- Sidi Yahia Village and resort in Algeria
- Coordinates: 36°24′39″N 4°35′16″E﻿ / ﻿36.41083°N 4.58778°E
- Country: Algeria
- Province: Bejaia Province
- District: Seddouk District
- Commune: Bouhamza

Area
- • Total: 0.02 km^{2} (0.0077 sq mi)
- Time zone: UTC+1 (CET)
- Postal code: 06031

= Sidi Yahia, Béjaïa =

Sidi Yahia سيدي يحيى Sidi Yahya is a spa resort and village in Bouhamza Commune, Béjaïa, Algeria. It is located on the banks of the Bousselam River, Southeast of Tizi Wezrou, West of At Brahem and Southwest of Taxliǧt Icaɛbanen. The resort was founded in the 15th Century by Sufi scholar, Sidi Yahia El Aidli, who the villages name comes from.

The village has a thermal spa and is a popular destination for tourists from Sétif, Algiers, Béjaïa, Bordj Bou Arréridj and Tizi Ouzou. The village is in a rocky valley and only has a few olive trees growing there, with the houses built of local stone, clay, and red tiles. Most buildings and facilities date back to the 1900s. The Hammam is located in a building on the Southern end of the village. Inside is boiling water storage and tiled benches.

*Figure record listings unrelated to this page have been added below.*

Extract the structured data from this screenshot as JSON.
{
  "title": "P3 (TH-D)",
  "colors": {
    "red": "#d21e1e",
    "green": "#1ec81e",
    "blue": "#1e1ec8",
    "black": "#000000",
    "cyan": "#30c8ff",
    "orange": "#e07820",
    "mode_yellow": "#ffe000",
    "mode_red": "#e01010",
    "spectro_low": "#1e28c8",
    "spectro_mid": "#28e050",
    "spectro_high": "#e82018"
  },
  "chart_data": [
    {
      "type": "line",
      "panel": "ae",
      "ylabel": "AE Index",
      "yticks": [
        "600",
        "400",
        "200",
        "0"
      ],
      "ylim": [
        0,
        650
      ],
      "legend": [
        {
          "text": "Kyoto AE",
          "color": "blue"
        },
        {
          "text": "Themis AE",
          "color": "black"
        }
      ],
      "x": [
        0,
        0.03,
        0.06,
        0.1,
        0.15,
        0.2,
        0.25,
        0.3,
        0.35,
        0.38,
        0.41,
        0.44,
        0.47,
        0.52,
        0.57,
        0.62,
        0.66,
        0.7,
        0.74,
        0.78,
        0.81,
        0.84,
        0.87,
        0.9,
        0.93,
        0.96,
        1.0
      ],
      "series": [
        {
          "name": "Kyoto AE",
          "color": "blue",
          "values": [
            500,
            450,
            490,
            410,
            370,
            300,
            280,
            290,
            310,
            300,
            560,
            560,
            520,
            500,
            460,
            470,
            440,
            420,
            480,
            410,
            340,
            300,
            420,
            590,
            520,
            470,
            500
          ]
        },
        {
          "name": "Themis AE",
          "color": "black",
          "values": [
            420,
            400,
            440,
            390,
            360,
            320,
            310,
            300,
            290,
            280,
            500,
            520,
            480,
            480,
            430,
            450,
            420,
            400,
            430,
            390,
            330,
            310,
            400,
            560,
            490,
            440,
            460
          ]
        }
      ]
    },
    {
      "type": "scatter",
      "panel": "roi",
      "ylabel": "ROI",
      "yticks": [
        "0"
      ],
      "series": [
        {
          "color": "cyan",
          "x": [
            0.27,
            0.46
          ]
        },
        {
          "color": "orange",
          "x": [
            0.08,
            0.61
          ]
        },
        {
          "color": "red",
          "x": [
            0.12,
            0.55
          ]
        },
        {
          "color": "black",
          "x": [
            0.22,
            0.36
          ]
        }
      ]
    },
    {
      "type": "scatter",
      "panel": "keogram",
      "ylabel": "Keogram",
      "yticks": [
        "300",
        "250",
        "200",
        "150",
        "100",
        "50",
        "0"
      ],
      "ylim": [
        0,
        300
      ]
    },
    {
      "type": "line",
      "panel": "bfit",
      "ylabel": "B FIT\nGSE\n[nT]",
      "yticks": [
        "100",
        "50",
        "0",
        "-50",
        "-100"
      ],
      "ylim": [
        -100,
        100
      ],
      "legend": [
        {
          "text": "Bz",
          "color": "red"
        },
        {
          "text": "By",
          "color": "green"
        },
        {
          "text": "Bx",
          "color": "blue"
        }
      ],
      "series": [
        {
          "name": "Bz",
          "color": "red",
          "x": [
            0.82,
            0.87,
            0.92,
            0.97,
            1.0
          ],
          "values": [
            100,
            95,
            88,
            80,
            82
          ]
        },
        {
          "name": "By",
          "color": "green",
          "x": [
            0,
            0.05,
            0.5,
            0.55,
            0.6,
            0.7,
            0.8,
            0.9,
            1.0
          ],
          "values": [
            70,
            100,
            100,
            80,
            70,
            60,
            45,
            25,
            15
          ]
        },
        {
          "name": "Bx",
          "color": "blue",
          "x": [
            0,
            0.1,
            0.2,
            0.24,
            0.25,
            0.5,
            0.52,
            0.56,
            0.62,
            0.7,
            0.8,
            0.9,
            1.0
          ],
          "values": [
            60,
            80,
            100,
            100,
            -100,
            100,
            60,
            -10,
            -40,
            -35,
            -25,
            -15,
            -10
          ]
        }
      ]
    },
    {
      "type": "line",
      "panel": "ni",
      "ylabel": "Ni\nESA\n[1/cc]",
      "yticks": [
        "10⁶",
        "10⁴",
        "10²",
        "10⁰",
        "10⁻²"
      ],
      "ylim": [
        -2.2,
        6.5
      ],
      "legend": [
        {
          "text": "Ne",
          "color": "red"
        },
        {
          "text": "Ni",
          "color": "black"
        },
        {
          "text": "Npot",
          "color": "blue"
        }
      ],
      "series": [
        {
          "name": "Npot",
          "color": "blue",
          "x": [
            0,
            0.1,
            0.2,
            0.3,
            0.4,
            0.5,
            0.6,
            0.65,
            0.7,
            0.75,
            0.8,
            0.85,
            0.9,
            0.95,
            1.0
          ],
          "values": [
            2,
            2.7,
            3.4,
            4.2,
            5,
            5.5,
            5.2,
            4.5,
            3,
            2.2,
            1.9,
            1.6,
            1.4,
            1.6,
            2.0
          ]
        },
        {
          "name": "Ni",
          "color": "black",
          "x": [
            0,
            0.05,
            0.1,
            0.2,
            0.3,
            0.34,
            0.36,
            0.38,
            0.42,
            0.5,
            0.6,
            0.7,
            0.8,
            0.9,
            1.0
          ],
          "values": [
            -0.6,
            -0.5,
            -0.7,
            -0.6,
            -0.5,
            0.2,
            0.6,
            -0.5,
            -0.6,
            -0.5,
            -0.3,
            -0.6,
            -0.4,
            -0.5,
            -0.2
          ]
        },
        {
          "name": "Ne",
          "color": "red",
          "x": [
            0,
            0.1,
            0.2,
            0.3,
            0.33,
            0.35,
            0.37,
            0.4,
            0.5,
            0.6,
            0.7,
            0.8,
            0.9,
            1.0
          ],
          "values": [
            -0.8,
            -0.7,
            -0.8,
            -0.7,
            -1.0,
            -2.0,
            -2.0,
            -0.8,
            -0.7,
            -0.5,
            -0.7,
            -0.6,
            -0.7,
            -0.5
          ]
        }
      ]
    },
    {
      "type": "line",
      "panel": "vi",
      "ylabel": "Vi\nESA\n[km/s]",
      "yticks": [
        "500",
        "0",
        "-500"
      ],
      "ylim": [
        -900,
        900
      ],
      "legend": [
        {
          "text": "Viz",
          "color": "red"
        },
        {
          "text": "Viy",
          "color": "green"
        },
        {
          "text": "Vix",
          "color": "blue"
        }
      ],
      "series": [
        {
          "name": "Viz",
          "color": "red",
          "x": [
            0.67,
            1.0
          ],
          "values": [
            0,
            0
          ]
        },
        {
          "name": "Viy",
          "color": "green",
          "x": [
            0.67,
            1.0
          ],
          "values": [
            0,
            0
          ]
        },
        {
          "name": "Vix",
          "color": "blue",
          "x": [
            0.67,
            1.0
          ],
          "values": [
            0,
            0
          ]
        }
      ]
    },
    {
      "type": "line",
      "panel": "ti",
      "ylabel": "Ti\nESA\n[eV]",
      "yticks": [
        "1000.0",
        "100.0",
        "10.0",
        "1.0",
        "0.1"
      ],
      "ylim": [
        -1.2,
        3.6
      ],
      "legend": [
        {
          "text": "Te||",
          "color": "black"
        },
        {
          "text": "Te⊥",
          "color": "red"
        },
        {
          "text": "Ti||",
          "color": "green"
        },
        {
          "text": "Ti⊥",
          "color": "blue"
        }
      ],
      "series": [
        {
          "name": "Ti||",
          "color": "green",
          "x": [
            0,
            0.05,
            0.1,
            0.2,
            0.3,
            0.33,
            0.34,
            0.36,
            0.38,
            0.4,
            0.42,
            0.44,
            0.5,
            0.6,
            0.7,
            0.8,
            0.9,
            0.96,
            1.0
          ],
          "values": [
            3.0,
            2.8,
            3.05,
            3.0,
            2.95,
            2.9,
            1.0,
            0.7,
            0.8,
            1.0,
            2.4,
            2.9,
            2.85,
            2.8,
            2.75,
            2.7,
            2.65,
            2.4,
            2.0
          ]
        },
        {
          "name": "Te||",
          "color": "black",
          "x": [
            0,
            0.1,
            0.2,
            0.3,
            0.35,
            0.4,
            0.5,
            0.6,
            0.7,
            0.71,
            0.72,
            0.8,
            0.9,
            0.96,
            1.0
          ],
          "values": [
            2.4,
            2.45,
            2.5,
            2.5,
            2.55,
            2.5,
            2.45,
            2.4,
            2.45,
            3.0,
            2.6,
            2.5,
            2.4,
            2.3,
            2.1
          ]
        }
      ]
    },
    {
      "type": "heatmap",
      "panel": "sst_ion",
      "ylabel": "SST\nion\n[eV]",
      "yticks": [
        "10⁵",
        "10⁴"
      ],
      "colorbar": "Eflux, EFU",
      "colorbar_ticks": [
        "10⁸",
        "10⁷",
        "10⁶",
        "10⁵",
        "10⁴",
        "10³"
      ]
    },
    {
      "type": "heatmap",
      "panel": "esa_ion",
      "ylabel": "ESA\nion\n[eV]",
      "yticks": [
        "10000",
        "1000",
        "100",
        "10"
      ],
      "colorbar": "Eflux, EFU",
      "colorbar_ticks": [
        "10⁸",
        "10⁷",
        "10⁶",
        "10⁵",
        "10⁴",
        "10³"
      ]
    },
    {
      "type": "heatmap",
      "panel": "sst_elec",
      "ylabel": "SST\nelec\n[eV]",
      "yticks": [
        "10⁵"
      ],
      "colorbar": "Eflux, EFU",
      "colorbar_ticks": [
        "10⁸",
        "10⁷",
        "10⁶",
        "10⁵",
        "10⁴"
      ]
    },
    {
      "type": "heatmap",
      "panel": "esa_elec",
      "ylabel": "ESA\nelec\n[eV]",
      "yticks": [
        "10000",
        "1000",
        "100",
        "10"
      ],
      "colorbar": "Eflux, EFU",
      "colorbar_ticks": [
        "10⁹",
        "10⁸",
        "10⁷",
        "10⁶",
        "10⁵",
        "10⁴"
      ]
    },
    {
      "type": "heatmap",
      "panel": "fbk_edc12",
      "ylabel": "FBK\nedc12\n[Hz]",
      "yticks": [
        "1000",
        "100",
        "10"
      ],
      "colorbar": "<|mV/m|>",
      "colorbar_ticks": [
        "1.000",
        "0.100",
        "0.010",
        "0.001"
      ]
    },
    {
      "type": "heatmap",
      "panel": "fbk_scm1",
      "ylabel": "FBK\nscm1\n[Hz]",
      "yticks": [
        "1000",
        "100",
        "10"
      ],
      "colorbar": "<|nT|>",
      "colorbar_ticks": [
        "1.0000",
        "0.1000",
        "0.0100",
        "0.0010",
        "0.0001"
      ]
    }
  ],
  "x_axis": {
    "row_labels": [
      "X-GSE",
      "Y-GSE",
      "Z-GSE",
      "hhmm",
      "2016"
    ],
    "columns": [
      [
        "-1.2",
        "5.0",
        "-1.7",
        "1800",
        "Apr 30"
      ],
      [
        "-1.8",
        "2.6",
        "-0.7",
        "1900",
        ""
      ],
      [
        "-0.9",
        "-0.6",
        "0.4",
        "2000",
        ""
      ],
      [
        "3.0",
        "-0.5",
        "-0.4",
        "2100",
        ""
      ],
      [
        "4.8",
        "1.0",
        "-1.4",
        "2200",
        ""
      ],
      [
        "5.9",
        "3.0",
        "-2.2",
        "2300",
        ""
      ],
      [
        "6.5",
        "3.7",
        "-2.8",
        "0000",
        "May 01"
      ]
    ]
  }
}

Above the cliffs in the valley, on a rock, according to legend, is a hoofprint of Sidi Yahia's horse. There is a cave above the spring, this is where women offer prayers and alms. This cave is where Sidi Yahia El Aidli lived in the 15th Century. He was said to have washed himself in the springs, and they bubbled when Yahia touched the icy water, this is now where the hot springs now are. Many women come to the hot springs in the resort for Pilgrimage, where they make offerings and pray. The water temperature is around 40 degrees, and a flow rate of 2L/S

There is a café nearby the hot springs, called Récèption, where they sell cold drinks, coffee, lemonade, biscuits and hot tea. There are also rooms available, at 500 DA each, and free baths. The resort's busiest period is in Late May to the beginning of June, especially on weekends. There is also a mosque called Sidi Yahia el Aïdli.

The manager of the resort is Gaher Belkacem, a descendant of Sidi Yahia, who was appointed by the owners, the Zawiya of Sidi Yahia, a koranic school.